Non c’è chitarrista solista dagli anni ’70 in poi che non citi Jimi Hendrix come fonte di ispirazione. In quanto chitarrista rock par excellence, Hendrix ha sempre esercitato un fortissimo ascendente su tutto il mondo del rock pesante a venire. Pur non essendoci traccia, nel suo repertorio, di pezzi che si possano sensatamente definire hard rock o heavy metal (si mantenne sempre nell’alveo del blues rock; la barricata sarà poi saltata da band come Deep Purple, Led Zeppelin, Black Sabbath), l’inclinazione “heavy” di Hendrix è chiarissima sin dall’incipit dell’album d’esordio. Foxy Lady, con il suo intro di feedback e un riff che farà scuola, ne è già la perfetta esemplificazione. Ma è con il granitico sound di Voodoo Child (Slight Return) che questo lato della sua musicalità darà il suo frutto più maturo.

4. Sixties pop

Selected tracks: Remember, Wait Until Tomorrow, She’s So Fine, One Rainy Wish, Little Miss Strange, Long Hot Summer Night

Nonostante il forte retaggio blues, Jimi Hendrix non era affatto insensibile al fascino delle proposte più in voga della pop music degli anni ’60. Lo testimoniano la profonda stima per Bob Dylan e le cover di pezzi come Wild Thing dei Troggs. E il catalogo hendrixiano – altra circostanza poco osservata – è costellato di pezzi che in alcuni casi non stonerebbero in una compilation di Mersey Beat. A volte tale filiazione è palese (come in She’s So Fine, scritta non a caso dal bassista Noel Redding, inglese), altre volte si basa su un più generico songwriting pop e “catchy” (come forse lo definiremmo oggi) che non disdegna le pose più “commerciali” e da classifica della musica anni ’60.

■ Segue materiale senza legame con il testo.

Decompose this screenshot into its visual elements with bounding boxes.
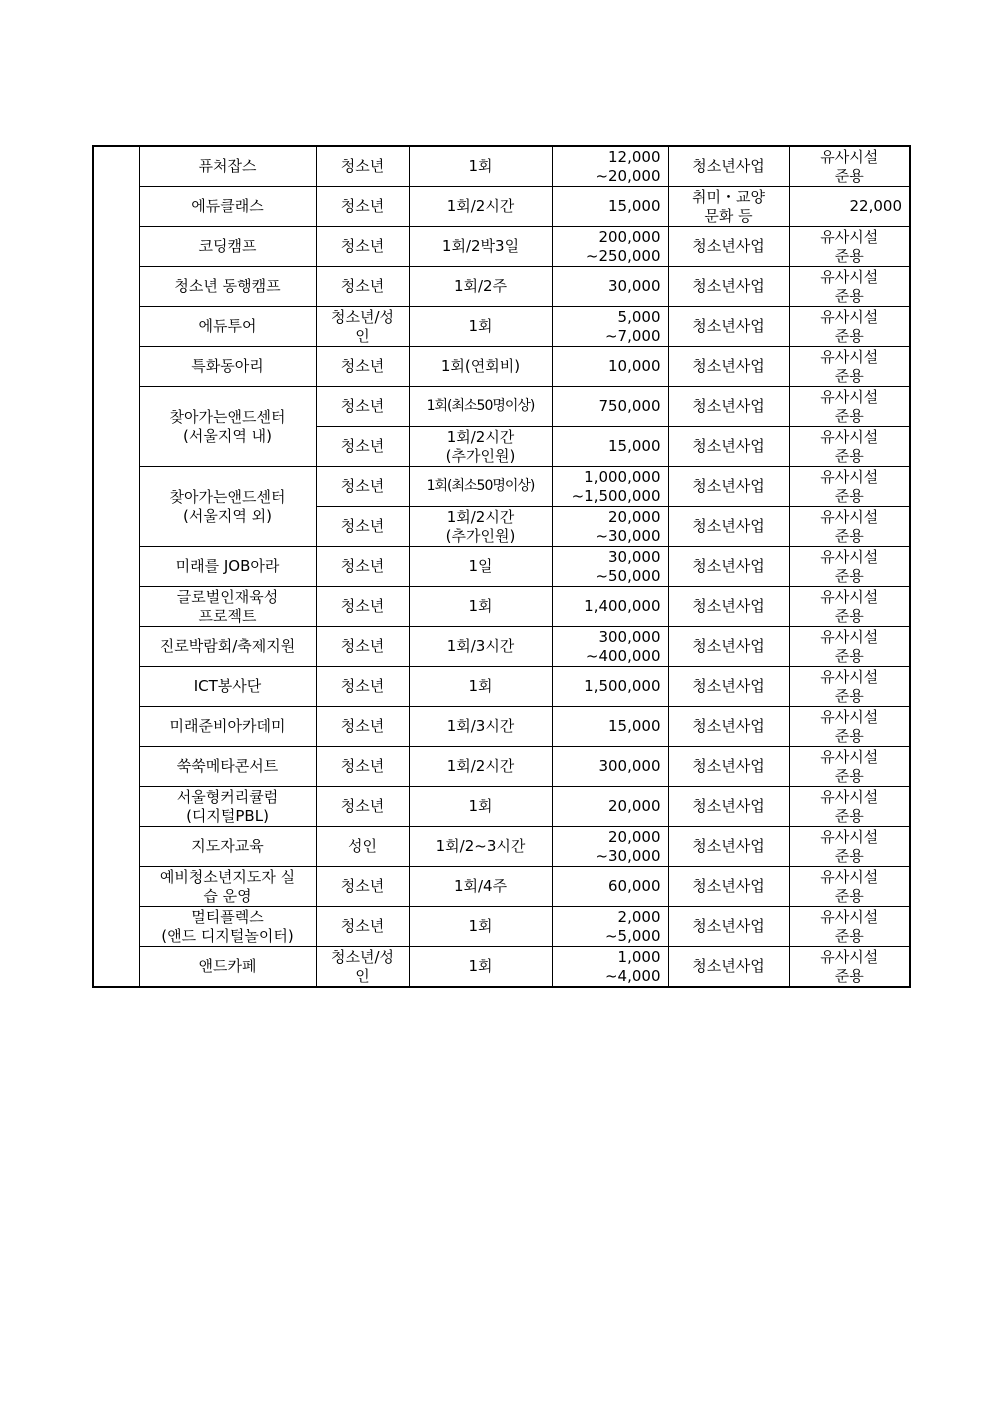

© David Redfern / Getty Images

5. Cosmic visions

Selected tracks: Third Stone from the Sun, If 6 Was 9, Voodoo Chile, Burning of the Midnight Lamp, 1983… (A Merman I Should Turn to Be), All Along the Watchtower

In alcuni casi l’afflato psichedelico di Jimi Hendrix, inizialmente nato sulla spinta delle tendenze di quegli anni, è talmente visionario che finisce per anticipare sonorità che nel decennio successivo sarebbero state chiamate “cosmiche”. Questo è un marchio sensibilmente pervasivo nell’ultimo lavoro con la Experience, Electric Ladyland, ma già presente nell’esordio Are You Experienced?. La “schizofrenica” Third Stone from the Sun, con i suoi repentini cambi di atmosfere e gli inquietanti ululati di feedback, è davvero un viaggio dei sensi in giro per il sistema solare, andata e ritorno.